3.3.4 Sea-level changes
The observation requirements for GOCE did never include the object of sparating steric and non-steric sea level change. Hower, the possibility of doing this anyway have studied in this chapter. Being one of the issues og CGRACE (GRACE, 1998), it is howver, just on the border of what can be achieved with a satellite like GOCE also.
In general, the gravitational attraction from a source is a product (linear apprioximation) of the effect of source geometry (sea surface topography) and of the mass density contrast to the surroundings. A way of separating steric- and non-steric sea surface is to include the knowledge about the inducing mechanism, e.g. the seasonal heat from the sun. This is exactly the basis of the separation performed by (Stammer, 1997), where the meteorological data from ECMWF (heat flux, wind stress field and the climatological seasonal surface temperature, salinity boundary) as well as the state- of- the- art WOCE Parallel Ocean Climate Model were used. The independent measurements of the sea surface topogaphy were provided by the TOPEX/POSEIDON altimetric mission. The role of these data was to constrain the geographical extension (for different time periods) of the ocean topography anomalies associated with the steric- and the non-steric effect.
GOCE can be used to provide information about the total anomalous sea surface topography. Thus, referring to the above, the role of gravity data of GOCE mission will be similar to the information provided by the satellite altimetry data of the TOPEX/POSEIDON mission.
The investigation conducted here will make use of a stuctures chosen from Fig.1a in (Stammer, 1997) showing the Fall 1993 sea surface height anomaly with respect to a 2 years average. The structure is located in the Atlantic Ocean. The question asked will be whether the gravimetric signal generated by this anomalous sea surface topography will be visible in the gravity data of the GOCE mission at the satellite height. The structure in the Atlantic Ocean is approximately located 9oN to18oN and 300oE to 331oE. It can be approximated by a rectangular prism of height -2 cm.
Twenty realizations of noise in the gravity field caused by error in the spherical harmonic coefficients (SHC) was generated for the areafor the two types of error statistics provided by GOCE and EGM96. Moreover, the gravity signal at the height of 300 km of the gravity response from the anomalous SSH structures (see above) was computed. A mass density contrast (transition from the sea water to the free air) of 1034 kg/m3 was used.The objective of this simulation study is to investigate whether the signal from the structure will be visible above the noise level.
It was argued above that the use of gravity data alone for the separation of steric- and non-steric ocean topography is not possible. Gravimetric signal at some height consist of a combined effect of source geometry (the sea surface topography) and the mass density contrast. These effects cannot be separated aquately from the gravity signal alone. Another problem is that even if it was possible to perform a perfect separation of the geometry and the mass density contrast, this would not be diagnostic for detecting a steric effect. There are other factors in the ocean that can affect the mass density variation of the sea water at the same order of magnitude and more then the steric effect. Thus, it is not possible to diagnose a steric effect without a detailed knowledge of the other factors.

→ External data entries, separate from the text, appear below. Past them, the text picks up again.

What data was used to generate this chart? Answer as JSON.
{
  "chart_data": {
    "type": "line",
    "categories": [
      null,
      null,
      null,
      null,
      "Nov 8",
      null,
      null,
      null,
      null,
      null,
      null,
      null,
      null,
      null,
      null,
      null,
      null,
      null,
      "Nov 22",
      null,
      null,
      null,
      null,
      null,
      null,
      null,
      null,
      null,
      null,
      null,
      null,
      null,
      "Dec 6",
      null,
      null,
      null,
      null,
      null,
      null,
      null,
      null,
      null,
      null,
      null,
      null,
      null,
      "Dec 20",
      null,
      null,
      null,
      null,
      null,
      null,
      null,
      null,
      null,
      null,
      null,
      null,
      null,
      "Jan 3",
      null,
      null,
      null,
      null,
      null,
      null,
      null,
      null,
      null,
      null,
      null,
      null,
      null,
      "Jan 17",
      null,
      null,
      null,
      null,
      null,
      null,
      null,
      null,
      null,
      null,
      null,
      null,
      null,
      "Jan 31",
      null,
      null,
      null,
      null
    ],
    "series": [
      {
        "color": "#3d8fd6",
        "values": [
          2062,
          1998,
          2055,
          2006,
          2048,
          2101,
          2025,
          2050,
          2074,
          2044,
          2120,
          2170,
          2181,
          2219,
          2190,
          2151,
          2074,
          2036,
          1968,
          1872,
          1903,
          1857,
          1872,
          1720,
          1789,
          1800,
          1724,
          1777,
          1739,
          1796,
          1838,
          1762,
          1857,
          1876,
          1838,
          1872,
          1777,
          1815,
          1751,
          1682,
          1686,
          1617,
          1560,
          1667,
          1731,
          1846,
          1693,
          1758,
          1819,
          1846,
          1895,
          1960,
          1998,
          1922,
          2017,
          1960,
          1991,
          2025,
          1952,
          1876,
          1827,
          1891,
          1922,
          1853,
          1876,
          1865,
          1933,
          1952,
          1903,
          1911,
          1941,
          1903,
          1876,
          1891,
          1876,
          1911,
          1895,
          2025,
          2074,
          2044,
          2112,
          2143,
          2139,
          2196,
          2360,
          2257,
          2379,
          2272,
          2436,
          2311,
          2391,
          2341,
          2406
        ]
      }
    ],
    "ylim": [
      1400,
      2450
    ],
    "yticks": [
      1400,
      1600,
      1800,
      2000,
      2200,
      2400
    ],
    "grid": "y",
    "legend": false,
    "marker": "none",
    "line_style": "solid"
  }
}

The investigation above show that the gravitational attraction of the anomalous SSH cannot be seen above the noise level, even for clearly improved gravity data of GOCE mission (as compared to EGM96), see Figs. 188.8.131.52 and 184.108.40.206. The magnitude of the gravity signal in the Atlantic Ocean at the height of 300 km generated by the anomalous SSH structure (horizontal extension; NSxEW: 1008 km x 3472 km; thickness: 2 cm) is only some 0.3 microgal, see Fig. 220.127.116.11. The standard deviation of the noise is (ensamble average for 20 realizations of noise) 141 microgal for EGM96 and some 4 microgal for GOCE. Roughly speaking, for the EGM96 gravity field the structure would be visible above the noise level if it was 9.4 m thick and for the GOCE improved gravity field model if it was 0.27 m thick.
The observation requirements for GOCE did never include the object of sparating steric and non-steric sea level change. Hower, this investigation into the possibility of doing this anyway revieled that, although the improvement in the gravity models by GOCE mission is quite remarkable, it is not (as yet) possible to detect the signals at which one could study steric/non-steric sea level changes.